One important feature is that Alroy’s method does not assume that all groups follow the same ‘rules’ of diversification and adaptive radiation, particularly after mass extinctions. The upshot is a history with ups and downs, but not such a prominent growth in diversity in the late-Mesozoic and Cenozoic Eras as that in Sepkoski’s original compilation, although life did become richer. For someone, like me, who has not followed the developments since Sepkoski’s original work, there is another significant difference.
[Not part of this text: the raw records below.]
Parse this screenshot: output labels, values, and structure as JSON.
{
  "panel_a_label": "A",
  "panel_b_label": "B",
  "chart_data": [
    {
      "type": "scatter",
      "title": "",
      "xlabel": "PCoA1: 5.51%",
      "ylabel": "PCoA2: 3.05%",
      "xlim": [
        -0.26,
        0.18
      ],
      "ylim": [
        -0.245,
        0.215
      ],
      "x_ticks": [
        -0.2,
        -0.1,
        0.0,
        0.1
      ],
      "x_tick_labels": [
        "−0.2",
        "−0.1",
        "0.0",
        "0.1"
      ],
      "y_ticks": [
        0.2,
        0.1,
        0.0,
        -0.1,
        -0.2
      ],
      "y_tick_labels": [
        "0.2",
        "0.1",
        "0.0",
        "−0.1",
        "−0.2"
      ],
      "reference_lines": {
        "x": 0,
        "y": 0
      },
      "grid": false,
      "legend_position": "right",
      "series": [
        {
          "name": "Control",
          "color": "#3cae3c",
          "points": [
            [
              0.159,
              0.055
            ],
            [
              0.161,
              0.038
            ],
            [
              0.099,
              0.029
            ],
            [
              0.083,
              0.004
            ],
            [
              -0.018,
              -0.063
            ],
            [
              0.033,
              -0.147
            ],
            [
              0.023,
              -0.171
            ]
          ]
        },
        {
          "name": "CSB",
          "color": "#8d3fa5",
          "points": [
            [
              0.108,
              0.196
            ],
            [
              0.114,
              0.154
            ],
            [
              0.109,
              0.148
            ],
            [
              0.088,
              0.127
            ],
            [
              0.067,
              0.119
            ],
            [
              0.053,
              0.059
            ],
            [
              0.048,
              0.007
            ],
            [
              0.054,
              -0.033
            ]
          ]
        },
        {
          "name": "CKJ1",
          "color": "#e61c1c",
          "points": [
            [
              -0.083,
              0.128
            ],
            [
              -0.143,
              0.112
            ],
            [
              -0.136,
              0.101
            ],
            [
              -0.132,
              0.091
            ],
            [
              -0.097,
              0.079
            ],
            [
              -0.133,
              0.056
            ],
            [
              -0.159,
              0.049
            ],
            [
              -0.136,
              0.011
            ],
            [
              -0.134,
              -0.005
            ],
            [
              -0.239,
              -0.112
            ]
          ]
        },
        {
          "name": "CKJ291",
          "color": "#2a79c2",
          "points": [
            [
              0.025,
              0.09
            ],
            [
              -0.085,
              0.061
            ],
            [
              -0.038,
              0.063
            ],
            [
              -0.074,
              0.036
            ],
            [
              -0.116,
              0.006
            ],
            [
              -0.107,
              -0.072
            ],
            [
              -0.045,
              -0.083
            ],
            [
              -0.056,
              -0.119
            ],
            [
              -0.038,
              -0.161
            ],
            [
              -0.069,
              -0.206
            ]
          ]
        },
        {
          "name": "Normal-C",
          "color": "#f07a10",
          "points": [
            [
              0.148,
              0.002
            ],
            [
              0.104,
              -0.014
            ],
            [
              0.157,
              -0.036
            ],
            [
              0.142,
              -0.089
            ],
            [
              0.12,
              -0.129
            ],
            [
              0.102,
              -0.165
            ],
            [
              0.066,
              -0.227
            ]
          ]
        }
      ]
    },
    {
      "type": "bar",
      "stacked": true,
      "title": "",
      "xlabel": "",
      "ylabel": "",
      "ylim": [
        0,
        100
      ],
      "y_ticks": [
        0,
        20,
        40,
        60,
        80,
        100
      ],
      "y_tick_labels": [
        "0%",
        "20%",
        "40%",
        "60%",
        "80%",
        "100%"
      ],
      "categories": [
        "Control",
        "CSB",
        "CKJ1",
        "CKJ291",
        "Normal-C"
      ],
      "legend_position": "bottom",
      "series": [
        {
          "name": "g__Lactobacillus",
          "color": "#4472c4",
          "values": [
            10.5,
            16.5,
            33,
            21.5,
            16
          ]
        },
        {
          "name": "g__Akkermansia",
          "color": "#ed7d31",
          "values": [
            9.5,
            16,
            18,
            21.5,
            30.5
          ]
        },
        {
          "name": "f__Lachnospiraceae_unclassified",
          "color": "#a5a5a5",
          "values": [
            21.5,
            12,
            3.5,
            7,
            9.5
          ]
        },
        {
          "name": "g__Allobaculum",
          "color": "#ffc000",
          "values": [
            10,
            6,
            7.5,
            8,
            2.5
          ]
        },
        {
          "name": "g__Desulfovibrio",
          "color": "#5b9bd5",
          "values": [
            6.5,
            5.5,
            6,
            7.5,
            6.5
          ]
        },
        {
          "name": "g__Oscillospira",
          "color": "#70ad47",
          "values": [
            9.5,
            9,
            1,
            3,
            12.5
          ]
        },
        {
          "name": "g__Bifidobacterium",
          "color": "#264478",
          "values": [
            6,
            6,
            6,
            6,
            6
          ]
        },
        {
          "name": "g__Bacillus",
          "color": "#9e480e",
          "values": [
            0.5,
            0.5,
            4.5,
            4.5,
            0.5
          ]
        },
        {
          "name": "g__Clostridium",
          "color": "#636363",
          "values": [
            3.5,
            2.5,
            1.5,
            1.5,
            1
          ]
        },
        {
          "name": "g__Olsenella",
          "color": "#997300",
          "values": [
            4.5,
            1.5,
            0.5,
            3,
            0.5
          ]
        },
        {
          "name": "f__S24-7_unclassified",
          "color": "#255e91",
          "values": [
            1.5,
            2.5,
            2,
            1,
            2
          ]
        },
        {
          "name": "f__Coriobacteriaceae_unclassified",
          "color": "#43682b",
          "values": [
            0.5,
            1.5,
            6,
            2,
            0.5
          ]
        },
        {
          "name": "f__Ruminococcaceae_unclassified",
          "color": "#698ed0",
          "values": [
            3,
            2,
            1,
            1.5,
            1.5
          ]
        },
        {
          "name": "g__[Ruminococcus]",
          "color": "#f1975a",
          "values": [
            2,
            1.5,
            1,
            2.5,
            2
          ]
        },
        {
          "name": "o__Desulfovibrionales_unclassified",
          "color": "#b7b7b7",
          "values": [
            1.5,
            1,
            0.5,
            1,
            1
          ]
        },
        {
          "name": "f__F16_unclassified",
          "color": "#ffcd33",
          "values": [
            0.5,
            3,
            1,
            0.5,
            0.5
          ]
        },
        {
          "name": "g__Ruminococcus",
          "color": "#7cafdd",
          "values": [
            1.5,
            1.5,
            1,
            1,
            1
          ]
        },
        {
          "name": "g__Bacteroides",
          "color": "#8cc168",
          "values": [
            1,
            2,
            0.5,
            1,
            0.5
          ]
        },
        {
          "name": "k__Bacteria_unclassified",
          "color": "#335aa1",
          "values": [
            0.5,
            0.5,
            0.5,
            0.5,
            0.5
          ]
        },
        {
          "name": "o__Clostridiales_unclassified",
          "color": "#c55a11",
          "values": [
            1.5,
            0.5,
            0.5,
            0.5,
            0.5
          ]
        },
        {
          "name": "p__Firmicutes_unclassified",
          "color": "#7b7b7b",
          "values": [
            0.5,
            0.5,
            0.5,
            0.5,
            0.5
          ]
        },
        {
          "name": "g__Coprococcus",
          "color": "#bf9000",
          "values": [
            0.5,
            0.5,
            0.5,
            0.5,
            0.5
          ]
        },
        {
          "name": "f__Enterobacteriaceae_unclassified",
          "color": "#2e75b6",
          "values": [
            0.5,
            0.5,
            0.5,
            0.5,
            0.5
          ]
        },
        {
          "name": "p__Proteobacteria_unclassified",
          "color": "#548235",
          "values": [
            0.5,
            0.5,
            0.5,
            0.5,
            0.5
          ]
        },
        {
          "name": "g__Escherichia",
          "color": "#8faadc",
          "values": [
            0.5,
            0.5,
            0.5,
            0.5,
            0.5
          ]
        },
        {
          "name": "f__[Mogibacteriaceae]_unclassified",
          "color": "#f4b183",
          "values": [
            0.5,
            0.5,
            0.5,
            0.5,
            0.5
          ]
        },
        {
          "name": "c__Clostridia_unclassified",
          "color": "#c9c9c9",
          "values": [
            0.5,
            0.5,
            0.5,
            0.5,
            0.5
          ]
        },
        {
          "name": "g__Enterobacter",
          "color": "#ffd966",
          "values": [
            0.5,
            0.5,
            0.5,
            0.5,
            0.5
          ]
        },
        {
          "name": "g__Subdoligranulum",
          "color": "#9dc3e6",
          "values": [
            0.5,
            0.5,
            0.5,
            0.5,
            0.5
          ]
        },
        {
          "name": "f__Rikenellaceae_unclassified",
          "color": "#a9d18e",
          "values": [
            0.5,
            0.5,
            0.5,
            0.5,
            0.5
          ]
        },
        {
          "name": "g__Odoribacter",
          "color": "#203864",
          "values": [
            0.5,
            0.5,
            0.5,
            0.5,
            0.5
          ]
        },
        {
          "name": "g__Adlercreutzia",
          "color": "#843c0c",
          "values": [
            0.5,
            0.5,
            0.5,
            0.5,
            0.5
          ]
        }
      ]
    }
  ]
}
There are 7 or 8 significant falls in diversity rather than 5. The Triassic-Jurassic boundary no longer shows a mass extinction, but the opposite. Major extinctions show up for the mid-Carboniferous, mid- and end-Jurassic and the Oligocene, where none were noticeable in the original plots by Sepkoski. Finally diversity peaks in the Siluro-Devonian and the Permian figure as prominently as that of the late-Cretaceous. Clearly, rules are few and one that was almost an assumption, that diversification of marine life after mass extinctions was exponential, is no longer borne out. Whether or not this new approach will bear fruit in refining or redefining the ecological dynamics that shaped and continue to shape life on Earth remains to be seen. It is tempting to be a bit cynical: is it all punctuated chaos?

Comet impacts’ candidature for origin of life

Most researchers concerned with the origin of life acknowledge that some preparatory organic chemicals would have been required, whose origin Darwin ascribed to a ‘warm, little pool’, and Haldane and Oparin to electrical discharges in the early atmosphere; both lines having been followed-up in practice by more recent scholars. A variety of biologically useful chemical ‘building blocks’ have also been recognised in comets, some meteorites – carbonaceous chondrites – and even in interstellar dust clouds. So one school looks to their supply from outside the Earth system. One possibility has had more scanty attention – the effects of impacts, as the power involved seems overwhelming for the survival of delicate organic molecules.  Nir Goldman and his colleagues at the Lawrence Livermore National Laboratory in California have had a second look at this unlikely scenario (Goldman, N. et al. 2010. Synthesis of glycine-containing complexes in impacts of comets on early Earth. Nature Chemistry, v. 2, p. 949–954). Their approach has been to examine the implications of impact shock at likely collision speeds followed by post-shock expansion on mixtures of water, ammonia, carbon monoxide and dioxide, and methanol that are almost guaranteed in the make-up of most cometary ices. Their modelling suggests that carbon-nitrogen bonds form under shock conditions in long chain compounds. In the aftermath of huge collision shock the impact products undergo rapid expansion and cooling during which the chains can break down to simpler molecules, including some akin to amino acids such as glycene. The bombardment of Earth in the Hadean Eon (4.5-3.8 Ga) involved huge masses of material, almost certainly some delivered by icy comets that would have greatly increased the amount of water and the number of CHON compounds in the early Earth’s outer parts.